How to choose a developer in Lexington
Pick a developer who asks about expiry, lots, and reorder rules before talking quantities. If you handle controlled medications, audit-ready logging is non-negotiable, so ask for a build where they handled it. The right partner models your stock's real rules; the wrong one gives you a fancier spreadsheet that still counts units blind.
- !They ignore expiry and lot tracking; ask how meds and feed are managed
- !Reorder is quantity-only; ask how JIT delivery windows trigger reorders
- !No multi-location view; ask how stock across barns is consolidated
- !No controlled-substance logging; ask how it stays inspection-ready
- !No purchasing or accounting integration; ask how reorders and costs flow
Teams investing in inventory management in Lexington usually scope it next to accounting, project management, lms, since these systems share data and budgets.
Rohan advises mid-market and enterprise teams on ERP, CRM and custom software, and has led delivery on dozens of business-software builds.
Writes for Digital Heroes, shipping business software for 2,000+ brands across 55+ countries since 2017.
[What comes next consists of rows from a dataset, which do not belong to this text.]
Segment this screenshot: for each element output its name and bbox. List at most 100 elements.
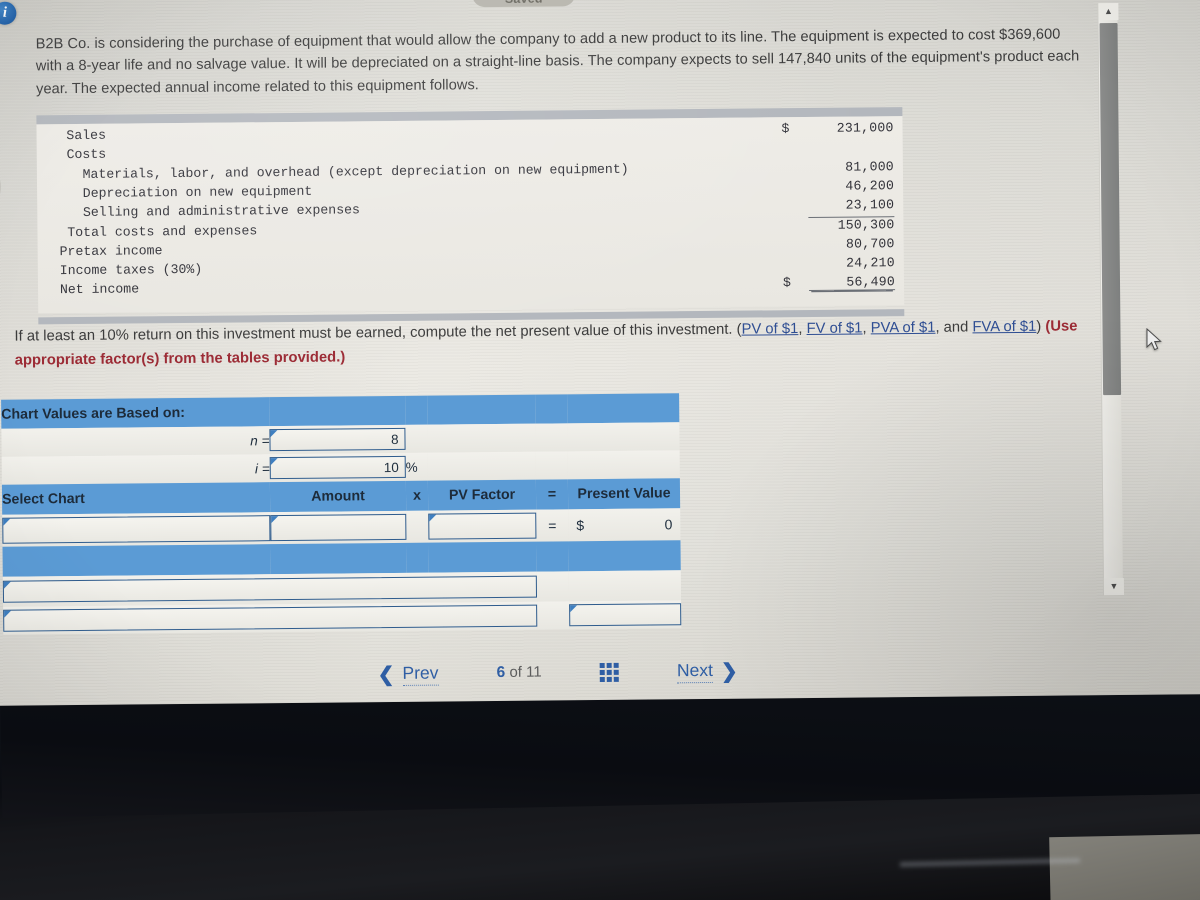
chart-value-cell-3 <box>569 600 682 630</box>
amount-cell-1 <box>270 510 407 545</box>
divider-cell-3 <box>406 542 429 573</box>
link-pv-of-1[interactable]: PV of $1 <box>741 321 798 338</box>
chart-label-input-2[interactable] <box>2 575 538 603</box>
chart-title-spacer-3 <box>427 394 536 425</box>
triangle-down-icon[interactable]: ▼ <box>1103 577 1125 596</box>
chart-title-spacer-1 <box>269 395 406 427</box>
pv-factor-header: PV Factor <box>427 479 537 511</box>
grid-dot <box>599 662 605 668</box>
page-edge-artifact <box>0 169 2 204</box>
counter-of: of <box>509 663 523 681</box>
prev-label: Prev <box>402 662 439 686</box>
laptop-screen-photo: i Saved B2B Co. is considering the purch… <box>0 0 1200 900</box>
chart-gap-cell-3 <box>537 601 570 630</box>
rate-spacer-1 <box>427 451 536 481</box>
counter-total: 11 <box>526 663 542 681</box>
chevron-left-icon: ❮ <box>377 663 395 686</box>
present-value-header: Present Value <box>567 478 681 510</box>
periods-input[interactable]: 8 <box>269 427 406 452</box>
chart-title-spacer-2 <box>405 395 428 425</box>
grid-dot <box>606 669 612 675</box>
triangle-up-icon[interactable]: ▲ <box>1098 3 1119 21</box>
info-circle-icon[interactable]: i <box>0 1 17 25</box>
income-statement-row-amount: 150,300 <box>808 216 895 234</box>
grid-menu-icon[interactable] <box>599 662 619 682</box>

Frequently asked questions
Can it track controlled medications properly?
Yes. We build lot, expiry, and controlled-substance logging that produces audit-ready records, which spreadsheets and generic inventory tools can't reliably do for an equine or clinic operation.
How does JIT reordering work?
Reorder triggers can be tied to delivery windows and lead times rather than a fixed quantity, so a part reorders in time for its sequenced delivery instead of after the bin already hit zero.
Can it cover multiple barns or locations?
Yes. All locations roll into one consolidated, accurate view, so you never have to reconcile separate spreadsheets to know your true stock position across the operation.
Will it warn us before something expires?
Yes. Expiry and low-stock alerts fire ahead of time, so an expiring medication or a dropping supplement surfaces while you can still act, not after a horse has missed a dose.
Does it connect to accounting?
Yes. Inventory costs, reorders, and usage can flow into your accounting and purchasing systems, so stock value and spend stay accurate without re-keying.